Any person shall be qualified to become a member upon payment of
the initial dues, if any, fixed by the board of directors and
shall continue as a member upon paying the annual dues, if any,
fixed by the board of directors. The method and time of payment
of dues shall be determined, and may be changed, from time to time,
by the board of directors. Additional provisions specifying
the rights and obligations of members shall be contained in
the Bylaws of this corporation pursuant to, and in accordance with,
the laws of this state.
NINE:
Any additional provisions for the operation
of the corporation are as follows:
Upon the dissolution of this corporation, its assets remaining after
payment, or provision for payment, of all debts and liabilities of
this corporation shall be distributed for one or more exempt purposes
within the meaning of Section 501(c)(3) of the Internal Revenue Code
or shall be distributed to the federal government, or to a state
or local government, for a public purpose.
No substantial part of the activities of this corporation shall
consist of carrying on propaganda, or otherwise attempting to
influence legislation (except as otherwise provided by Section 501(h)
of the Internal Revenue Code), and this corporation shall
not participate in, or intervene in (including the publishing
or distribution of statements), any political campaign on behalf
of, or in opposition to, any candidate for public office.
No part of the net earnings of this corporation shall inure to
the benefit of, or be distributable to, its members, directors,
officers, or other private persons, except that this corporation
shall be authorized and empowered to pay reasonable compensation
for services rendered and to make payments and distributions in
furtherance of the purposes set forth in these Articles.

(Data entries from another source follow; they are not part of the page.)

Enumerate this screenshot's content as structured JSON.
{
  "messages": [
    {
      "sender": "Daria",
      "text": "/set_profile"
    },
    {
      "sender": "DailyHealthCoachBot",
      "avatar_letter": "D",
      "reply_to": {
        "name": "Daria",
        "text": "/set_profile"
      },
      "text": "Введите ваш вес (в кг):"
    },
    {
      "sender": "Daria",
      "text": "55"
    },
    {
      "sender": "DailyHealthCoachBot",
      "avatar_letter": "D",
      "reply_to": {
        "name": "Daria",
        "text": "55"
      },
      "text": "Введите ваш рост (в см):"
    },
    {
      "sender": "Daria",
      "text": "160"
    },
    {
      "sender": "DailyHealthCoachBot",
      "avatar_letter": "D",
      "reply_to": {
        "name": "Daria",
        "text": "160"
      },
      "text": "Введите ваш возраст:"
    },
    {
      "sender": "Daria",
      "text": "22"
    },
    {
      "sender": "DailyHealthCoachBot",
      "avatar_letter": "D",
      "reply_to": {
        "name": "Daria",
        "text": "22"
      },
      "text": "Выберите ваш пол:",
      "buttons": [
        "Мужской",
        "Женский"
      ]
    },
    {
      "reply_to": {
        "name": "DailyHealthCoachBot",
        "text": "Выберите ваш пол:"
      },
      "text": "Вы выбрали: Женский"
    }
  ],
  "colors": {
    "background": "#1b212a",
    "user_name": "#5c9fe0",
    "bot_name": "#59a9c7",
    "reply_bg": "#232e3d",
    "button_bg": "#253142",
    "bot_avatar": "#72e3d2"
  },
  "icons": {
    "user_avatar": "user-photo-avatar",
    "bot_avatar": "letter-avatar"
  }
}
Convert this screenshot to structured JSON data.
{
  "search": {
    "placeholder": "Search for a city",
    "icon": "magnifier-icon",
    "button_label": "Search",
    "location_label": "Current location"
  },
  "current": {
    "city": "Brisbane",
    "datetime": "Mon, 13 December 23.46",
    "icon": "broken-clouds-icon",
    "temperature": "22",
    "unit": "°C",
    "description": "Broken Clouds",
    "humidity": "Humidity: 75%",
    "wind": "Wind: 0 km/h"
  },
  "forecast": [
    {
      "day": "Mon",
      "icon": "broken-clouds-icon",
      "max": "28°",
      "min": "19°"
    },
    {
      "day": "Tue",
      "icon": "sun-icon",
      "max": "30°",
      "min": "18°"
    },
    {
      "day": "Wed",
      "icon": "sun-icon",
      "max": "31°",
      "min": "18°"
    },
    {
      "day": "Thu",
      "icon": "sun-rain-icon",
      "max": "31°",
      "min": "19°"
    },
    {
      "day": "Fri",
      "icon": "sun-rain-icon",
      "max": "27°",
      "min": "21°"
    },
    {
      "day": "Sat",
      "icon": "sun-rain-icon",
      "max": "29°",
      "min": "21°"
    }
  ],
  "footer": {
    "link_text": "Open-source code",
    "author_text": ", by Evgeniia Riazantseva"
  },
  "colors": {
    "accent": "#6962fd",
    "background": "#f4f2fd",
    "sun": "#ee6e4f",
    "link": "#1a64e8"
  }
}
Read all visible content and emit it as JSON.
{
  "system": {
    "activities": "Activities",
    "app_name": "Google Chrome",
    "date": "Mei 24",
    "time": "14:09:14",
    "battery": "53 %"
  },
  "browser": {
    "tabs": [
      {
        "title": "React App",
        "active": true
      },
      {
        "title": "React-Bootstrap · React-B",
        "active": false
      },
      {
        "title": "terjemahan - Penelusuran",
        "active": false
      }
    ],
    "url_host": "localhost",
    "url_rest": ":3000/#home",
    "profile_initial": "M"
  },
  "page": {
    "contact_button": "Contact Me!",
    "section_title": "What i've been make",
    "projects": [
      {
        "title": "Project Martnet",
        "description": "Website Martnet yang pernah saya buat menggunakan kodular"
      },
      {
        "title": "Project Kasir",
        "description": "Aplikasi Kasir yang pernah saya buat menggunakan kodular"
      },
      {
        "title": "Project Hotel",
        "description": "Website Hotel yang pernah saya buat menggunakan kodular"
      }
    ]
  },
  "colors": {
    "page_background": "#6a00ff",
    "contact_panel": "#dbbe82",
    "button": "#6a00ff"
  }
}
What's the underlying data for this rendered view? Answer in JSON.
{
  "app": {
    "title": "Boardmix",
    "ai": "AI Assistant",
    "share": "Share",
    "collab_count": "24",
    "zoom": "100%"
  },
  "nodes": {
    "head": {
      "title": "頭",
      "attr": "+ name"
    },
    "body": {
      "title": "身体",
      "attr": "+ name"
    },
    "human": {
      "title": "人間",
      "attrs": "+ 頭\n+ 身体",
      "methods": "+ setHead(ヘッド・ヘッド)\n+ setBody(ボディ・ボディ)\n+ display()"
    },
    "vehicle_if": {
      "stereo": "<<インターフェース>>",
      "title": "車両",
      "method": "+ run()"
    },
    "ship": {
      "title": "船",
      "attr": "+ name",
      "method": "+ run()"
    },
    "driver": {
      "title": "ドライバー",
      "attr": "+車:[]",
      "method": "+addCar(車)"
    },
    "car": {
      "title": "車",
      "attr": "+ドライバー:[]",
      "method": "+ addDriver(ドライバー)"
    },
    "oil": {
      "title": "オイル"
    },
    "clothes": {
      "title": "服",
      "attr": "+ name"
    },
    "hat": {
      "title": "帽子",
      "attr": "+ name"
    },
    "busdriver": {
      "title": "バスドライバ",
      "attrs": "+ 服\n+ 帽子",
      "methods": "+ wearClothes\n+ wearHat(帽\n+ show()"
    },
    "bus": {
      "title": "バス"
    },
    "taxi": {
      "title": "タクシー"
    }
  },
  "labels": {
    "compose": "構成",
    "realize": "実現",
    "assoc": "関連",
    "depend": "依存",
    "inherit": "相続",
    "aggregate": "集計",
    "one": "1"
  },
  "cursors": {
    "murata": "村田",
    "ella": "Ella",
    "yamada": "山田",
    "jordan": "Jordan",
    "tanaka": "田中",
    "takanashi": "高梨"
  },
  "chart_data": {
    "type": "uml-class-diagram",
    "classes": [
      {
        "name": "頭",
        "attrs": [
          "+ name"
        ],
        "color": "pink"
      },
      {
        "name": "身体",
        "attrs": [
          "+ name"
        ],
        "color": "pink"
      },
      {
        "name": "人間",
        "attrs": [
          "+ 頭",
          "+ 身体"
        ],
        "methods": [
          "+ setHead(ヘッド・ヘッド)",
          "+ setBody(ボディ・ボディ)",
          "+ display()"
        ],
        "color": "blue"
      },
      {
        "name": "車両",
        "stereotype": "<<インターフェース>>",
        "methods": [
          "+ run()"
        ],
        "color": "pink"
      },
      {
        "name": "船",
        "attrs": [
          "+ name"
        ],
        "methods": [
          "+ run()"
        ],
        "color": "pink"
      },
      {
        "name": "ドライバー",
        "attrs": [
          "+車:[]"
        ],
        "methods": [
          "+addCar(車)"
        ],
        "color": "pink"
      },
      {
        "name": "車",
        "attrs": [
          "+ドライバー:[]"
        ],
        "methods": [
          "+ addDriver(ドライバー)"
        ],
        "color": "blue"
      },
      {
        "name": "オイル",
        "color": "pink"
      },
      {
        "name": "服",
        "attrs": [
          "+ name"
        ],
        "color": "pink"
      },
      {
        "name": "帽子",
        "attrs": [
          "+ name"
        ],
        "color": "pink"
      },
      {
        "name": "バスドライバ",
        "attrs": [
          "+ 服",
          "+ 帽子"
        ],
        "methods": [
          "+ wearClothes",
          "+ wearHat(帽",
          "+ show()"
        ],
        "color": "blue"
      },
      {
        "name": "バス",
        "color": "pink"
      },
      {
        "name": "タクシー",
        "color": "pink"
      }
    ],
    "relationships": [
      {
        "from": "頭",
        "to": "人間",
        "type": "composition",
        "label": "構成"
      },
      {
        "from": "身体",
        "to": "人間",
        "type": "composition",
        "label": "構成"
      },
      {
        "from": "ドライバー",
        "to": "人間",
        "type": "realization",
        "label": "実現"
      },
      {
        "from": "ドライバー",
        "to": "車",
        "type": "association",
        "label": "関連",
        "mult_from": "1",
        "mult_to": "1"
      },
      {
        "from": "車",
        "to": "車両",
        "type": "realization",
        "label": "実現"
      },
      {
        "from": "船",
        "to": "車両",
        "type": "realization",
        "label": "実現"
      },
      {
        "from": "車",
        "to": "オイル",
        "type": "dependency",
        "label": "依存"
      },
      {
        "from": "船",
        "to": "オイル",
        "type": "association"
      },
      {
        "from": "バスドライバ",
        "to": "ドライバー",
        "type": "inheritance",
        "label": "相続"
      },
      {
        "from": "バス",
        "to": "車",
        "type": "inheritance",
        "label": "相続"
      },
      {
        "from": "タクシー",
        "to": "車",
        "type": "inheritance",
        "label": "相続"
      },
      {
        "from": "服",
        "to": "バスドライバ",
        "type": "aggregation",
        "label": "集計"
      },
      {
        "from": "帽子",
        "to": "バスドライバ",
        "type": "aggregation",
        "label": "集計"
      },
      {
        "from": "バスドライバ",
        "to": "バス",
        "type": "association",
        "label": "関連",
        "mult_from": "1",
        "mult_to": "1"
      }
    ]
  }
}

Notwithstanding any other provision of these Articles, this
corporation shall not carry on any other activities not permitted to
be carried on (1) by a corporation exempt from federal income tax
under Section 501(c)(3) of the Internal Revenue Code or (2) by a
corporation contributions to which are deductible under
Section 170(c)(2) of the Internal Revenue Code.
In any taxable year in which this corporation is a
private foundation as described in Section 509(a) of the
Internal Revenue Code, the corporation 1) shall distribute its
income for said period at such time and manner as not to subject it
to tax under Section 4942 of the Internal Revenue Code; 2) shall
not engage in any act of self-dealing as defined in Section 4941(d) of
the Internal Revenue Code; 3) shall not retain any excess business
holdings as defined in Section 4943(c) of the Internal Revenue Code; 4)
shall not make any investments in such manner as to subject the
corporation to tax under Section 4944 of the Internal Revenue Code;
and 5) shall not make any taxable expenditures as defined in
Section 4945(d) of the Internal Revenue Code.
The undersigned incorporator hereby declares under penalty of perjury
that the statements made in the foregoing Articles of Incorporation are true.